Most bilateral aid programmes were also cancelled in 1988, and have never been resumed.
Aid agencies, such as Oxfam, see the upcoming UN-Asean meeting Sunday as an important means of securing more donations as the joint task force promises to surmount some of the difficulties thus far confronted in getting aid supplies out to the delta.
“We are encouraging them (donors) to support this initiative because this is the only door that is opening,” said Sarah Ireland, regional director for Oxfam.

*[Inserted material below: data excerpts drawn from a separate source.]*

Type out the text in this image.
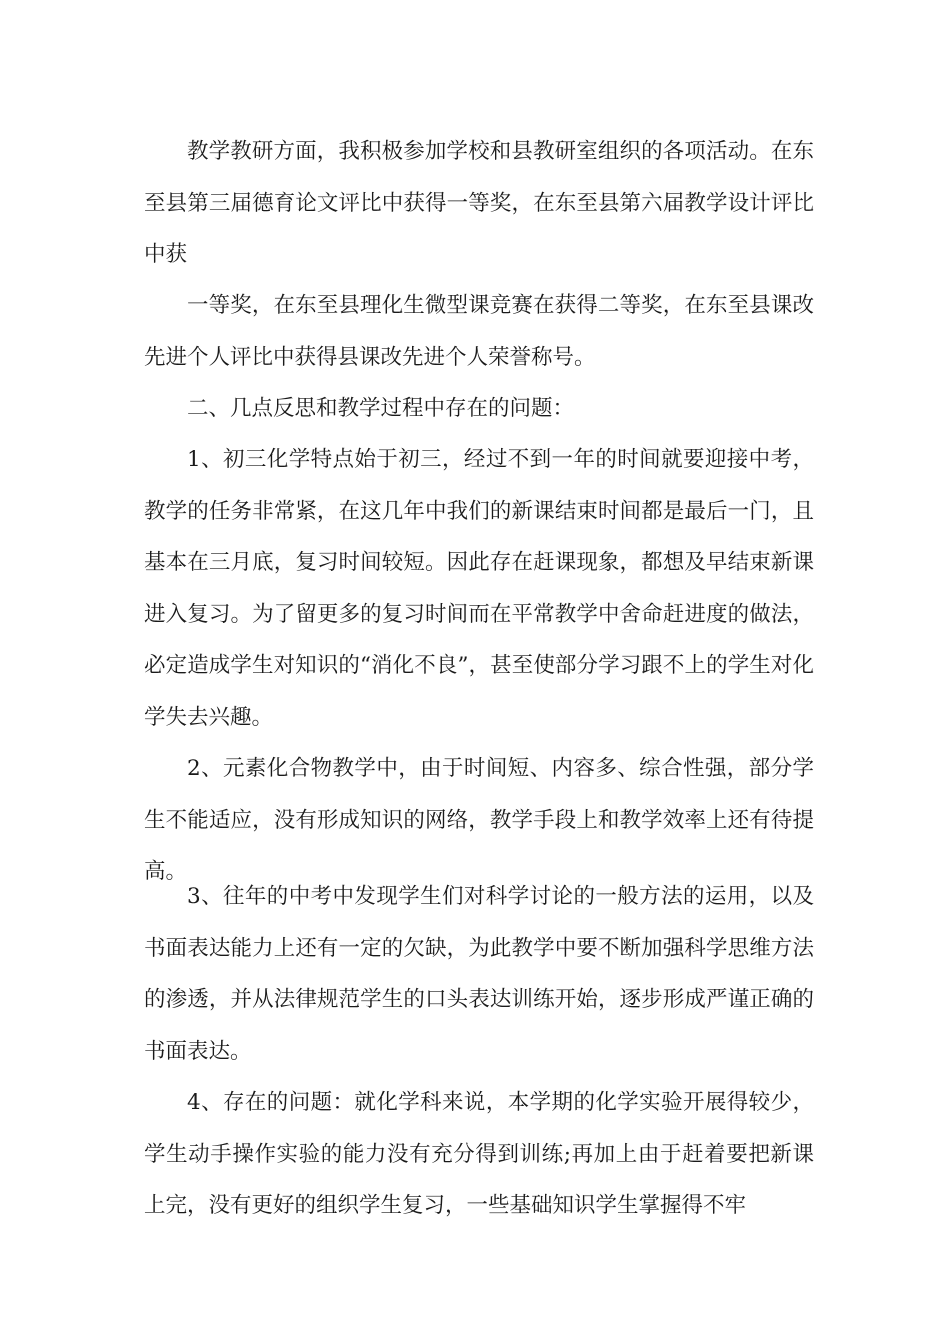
教学教研方面，我积极参加学校和县教研室组织的各项活动。在东至县第三届德育论文评比中获得一等奖，在东至县第六届教学设计评比中获

一等奖，在东至县理化生微型课竞赛在获得二等奖，在东至县课改先进个人评比中获得县课改先进个人荣誉称号。

二、几点反思和教学过程中存在的问题：

1、初三化学特点始于初三，经过不到一年的时间就要迎接中考，教学的任务非常紧，在这几年中我们的新课结束时间都是最后一门，且基本在三月底，复习时间较短。因此存在赶课现象，都想及早结束新课进入复习。为了留更多的复习时间而在平常教学中舍命赶进度的做法，必定造成学生对知识的“消化不良”，甚至使部分学习跟不上的学生对化学失去兴趣。

2、元素化合物教学中，由于时间短、内容多、综合性强，部分学生不能适应，没有形成知识的网络，教学手段上和教学效率上还有待提高。

3、往年的中考中发现学生们对科学讨论的一般方法的运用，以及书面表达能力上还有一定的欠缺，为此教学中要不断加强科学思维方法的渗透，并从法律规范学生的口头表达训练开始，逐步形成严谨正确的书面表达。

4、存在的问题：就化学科来说，本学期的化学实验开展得较少，学生动手操作实验的能力没有充分得到训练;再加上由于赶着要把新课上完，没有更好的组织学生复习，一些基础知识学生掌握得不牢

“We hope that this Sunday, the solid front put up by ASEAN with the UN, is going to urge the donor governments to step up,” she added.
UN Secretary General Ban Ki-Moon arrived in Myanmar Thursday to get an assessment of the catastrophe and to prepare to chair the UN-Asean meeeting Sunday.
For those familiar with the past performance of Asean, which groups Brunei, Cambodia, Indonesia, Laos, Malaysia, Myanmar, the Philippines, Singapore, Thailand and Vietnam, there are questions whether it will prove enough to cope with an emergency situation.
“Asean always need a consensus among it members, which is a time consuming process,” said Win Min, a lecturer on Myanmar affairs at Chiang Mai University.
“But this is better than nothing, especially for the people who are desperately in need of aid.”